Sono stati necessari tanti ciack?

Abbiamo girato abbastanza, ma non c’è stato accanimento. Lavorare troppo con i non attori è sempre delicato e bisogna saper trovare il giusto equilibrio tra la freschezza e la stanchezza che porta alla meccanica dei gesti. Abbiamo soprattutto dato indicazioni precise sul sentimento di quella scena per poi dare loro lo spazio di sperimentarle. Devo dire che sono state davvero brave e anche propositive.

La sceneggiatura è un altro aspetto riuscito che rende la vicenda convincente. Come ci hai lavorato?

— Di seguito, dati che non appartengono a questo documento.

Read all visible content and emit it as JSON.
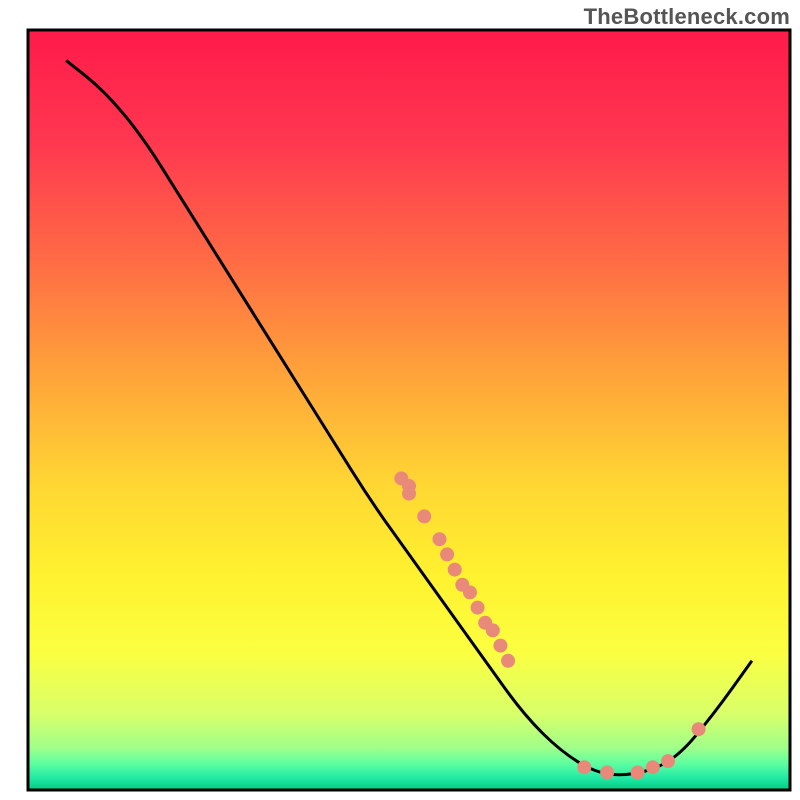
{
  "watermark": "TheBottleneck.com",
  "chart_data": {
    "type": "line",
    "title": "",
    "xlabel": "",
    "ylabel": "",
    "xlim": [
      0,
      100
    ],
    "ylim": [
      0,
      100
    ],
    "curve": [
      {
        "x": 5,
        "y": 96
      },
      {
        "x": 10,
        "y": 92
      },
      {
        "x": 15,
        "y": 86
      },
      {
        "x": 20,
        "y": 78
      },
      {
        "x": 25,
        "y": 70
      },
      {
        "x": 30,
        "y": 62
      },
      {
        "x": 35,
        "y": 54
      },
      {
        "x": 40,
        "y": 46
      },
      {
        "x": 45,
        "y": 38
      },
      {
        "x": 50,
        "y": 31
      },
      {
        "x": 55,
        "y": 24
      },
      {
        "x": 60,
        "y": 17
      },
      {
        "x": 65,
        "y": 10
      },
      {
        "x": 70,
        "y": 5
      },
      {
        "x": 75,
        "y": 2
      },
      {
        "x": 80,
        "y": 2
      },
      {
        "x": 85,
        "y": 4
      },
      {
        "x": 90,
        "y": 10
      },
      {
        "x": 95,
        "y": 17
      }
    ],
    "points": [
      {
        "x": 49,
        "y": 41
      },
      {
        "x": 50,
        "y": 40
      },
      {
        "x": 50,
        "y": 39
      },
      {
        "x": 52,
        "y": 36
      },
      {
        "x": 54,
        "y": 33
      },
      {
        "x": 55,
        "y": 31
      },
      {
        "x": 56,
        "y": 29
      },
      {
        "x": 57,
        "y": 27
      },
      {
        "x": 58,
        "y": 26
      },
      {
        "x": 59,
        "y": 24
      },
      {
        "x": 60,
        "y": 22
      },
      {
        "x": 61,
        "y": 21
      },
      {
        "x": 62,
        "y": 19
      },
      {
        "x": 63,
        "y": 17
      },
      {
        "x": 73,
        "y": 3
      },
      {
        "x": 76,
        "y": 2.3
      },
      {
        "x": 80,
        "y": 2.3
      },
      {
        "x": 82,
        "y": 3
      },
      {
        "x": 84,
        "y": 3.8
      },
      {
        "x": 88,
        "y": 8
      }
    ],
    "gradient_stops": [
      {
        "offset": 0.0,
        "color": "#ff1a4a"
      },
      {
        "offset": 0.15,
        "color": "#ff3850"
      },
      {
        "offset": 0.3,
        "color": "#ff6a45"
      },
      {
        "offset": 0.45,
        "color": "#ffa23a"
      },
      {
        "offset": 0.6,
        "color": "#ffd733"
      },
      {
        "offset": 0.72,
        "color": "#fff22f"
      },
      {
        "offset": 0.82,
        "color": "#fbff41"
      },
      {
        "offset": 0.9,
        "color": "#d8ff6a"
      },
      {
        "offset": 0.945,
        "color": "#9fff8a"
      },
      {
        "offset": 0.965,
        "color": "#5fffa0"
      },
      {
        "offset": 0.985,
        "color": "#20e8a5"
      },
      {
        "offset": 1.0,
        "color": "#00c97f"
      }
    ],
    "point_color": "#e8897a",
    "axis_color": "#000000"
  }
}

Ci ho lavorato parecchio. Ho scritto un primo trattamento in cui era presente tutta la storia. In seguito, ho approfondito diversi aspetti per cercare di capire le esigenze di quello o quell’altro personaggio. Ho quindi svolto un percorso partito dalla superficie che ha scavato sempre più a fondo nella loro psicologia.

Gli spazi sono altrettanto importanti. La freddezza di quell’ambiente si contrappone alla vitalità dei personaggi. È stato un altro elemento che avete studiato?

Il Palazzo di giustizia – che ha un’architettura razionalista – è molto freddo, per nulla accogliente e molto ampio nelle altezze e metaforicamente è perfetto perché rappresenta il potere sulle scelte di vita di queste persone. Ma questo luogo, in alcune scene, si è trasformato in una casa. C’è una scena in particolare in cui la bambina si bagna le calze e la madre gliele asciuga per non farle prendere il raffreddore, agiscono proprio come se fossero a casa loro. È anche una sensazione che ho avuto personalmente nel Tribunale. Un luogo spersonalizzante, ma anche carico di umanità e attraversato da migliaia di storie e persone.

Il film che percorso farà?

Intanto è a Castellinaria, poi non si sa. Vedremo. In Italia era appena uscito in sala ma ci è stato poco tempo perché, a causa del virus, sono state chiuse. Spero che riaprano e di poterlo ripresentare nelle sale dopo un anno drammatico per il settore cinematografico e non solo.